# Hamiltonian path between two specific nodes

We have a simple undirected connected graph G and two specific nodes s and t. We delete a node and gets to a graph G' that it has a hamiltonian path between s and t. What necessary conditions has to be that we can say the main graph G has a hamiltonian path between s and t too?

For example, take the Petersen graph, shown below:

We have this path between e and f nodes: "eabcdigjhf".

And if we delete node d we have this path: "eabchjgif"

• Do we know the Hamilton path in $G'$ or do we merely know of its existence? Jun 8 '20 at 18:42
• @saulspatz we know the path. We actually find the path in graph G'
– Z.Gh
Jun 8 '20 at 18:44
– Z.Gh
Jun 8 '20 at 19:12
• I understand the problem, but I have no idea how to solve it. It seems rather hopeless to me. The Hamilton path in $G$ that has nothing to do with the one in $G'$, and then we're just looking for a Hamilton path in $G$. Jun 8 '20 at 19:16

As a partial (negative) result, the problem of finding a Hamiltonian $$s,t$$-path in $$G$$ is NP-complete, even if we are given a Hamiltonian $$s,t$$-path in $$G'$$.

(The usual proof in such cases that finding a structure is the same as checking it exists doesn't seem to work, since there's no way to easily use an algorithm for the decision problem to figure out which edges of the Hamiltonian $$s,t$$-path in $$G'$$ are necessary.)

To see prove this, we will assume that we have an efficient algorithm that extends a Hamiltonian $$s,t$$-path in $$G'$$ to a Hamiltonian $$s,t$$-path in $$G$$. Then, we will use it to find Hamiltonian paths in arbitrary graphs.

Let $$H$$ be any $$n$$-vertex graph with designated vertices $$s$$ and $$t$$, in which we want to find a Hamiltonian $$s,t$$-path. First, add a vertex $$s'$$ that must always go right after $$s$$: replace all edges $$sv$$ by edges $$s'v$$, and add an edge $$ss'$$. Call the resulting graph $$H_1$$.

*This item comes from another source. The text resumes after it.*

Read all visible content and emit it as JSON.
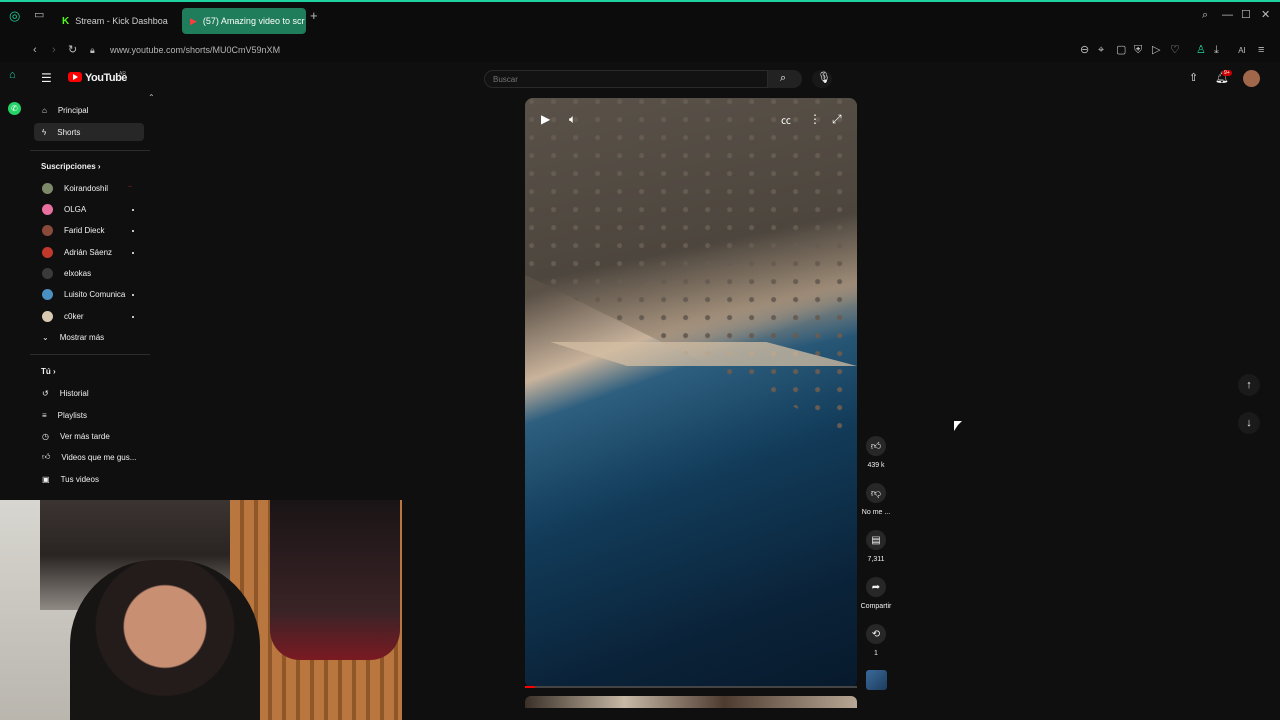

Next, we will turn $$H_1$$ into a graph $$H_2$$ that's guaranteed to have a Hamiltonian $$s,t$$-path. To do this, add $$n$$ extra vertices $$v_1, \dots, v_n$$ that are adjacent to each vertex of $$H_1$$, and to each other. To get a Hamiltonian $$s,t$$-path in $$H_2$$, just alternate vertices of $$H_1$$ and vertices from $$v_1, \dots, v_n$$ in an arbitrary way.

Finally, add the following vertices one at a time, using our putative algorithm to check extend our existing Hamiltonian $$s,t$$-path if it is possible:

1. A vertex adjacent only to $$s$$ and $$v_1$$.
2. A vertex adjacent only to $$v_1$$ and $$v_2$$.
3. A vertex adjacent only to $$v_2$$ and $$v_3$$.
4. And so on, up until a vertex adjacent only to $$v_{n-1}$$ and $$v_n$$.
5. A vertex adjacent only to $$v_n$$ and $$s'$$.

These additions are essentially equivalent to declaring, one at a time, that we are forced to use the edges $$sv_1, v_1v_2, \dots, v_{n-1}v_n$$, $$v_ns'$$.

If $$H_1$$ had a Hamiltonian $$s,t$$-path (which must contain the edge $$ss'$$) then $$H_2$$ has a path which uses all of these edges, and therefore at every step of the procedure above, we will keep finding a Hamiltonian path. Conversely, if we do find a Hamiltonian path that uses all these edges, then replacing these edges by the edge $$ss'$$ gives us a Hamiltonian path in $$H_1$$.

Therefore our algorithm will find a Hamiltonian $$s,t$$-path in $$H_1$$ - and then in $$H$$, which was arbitrary.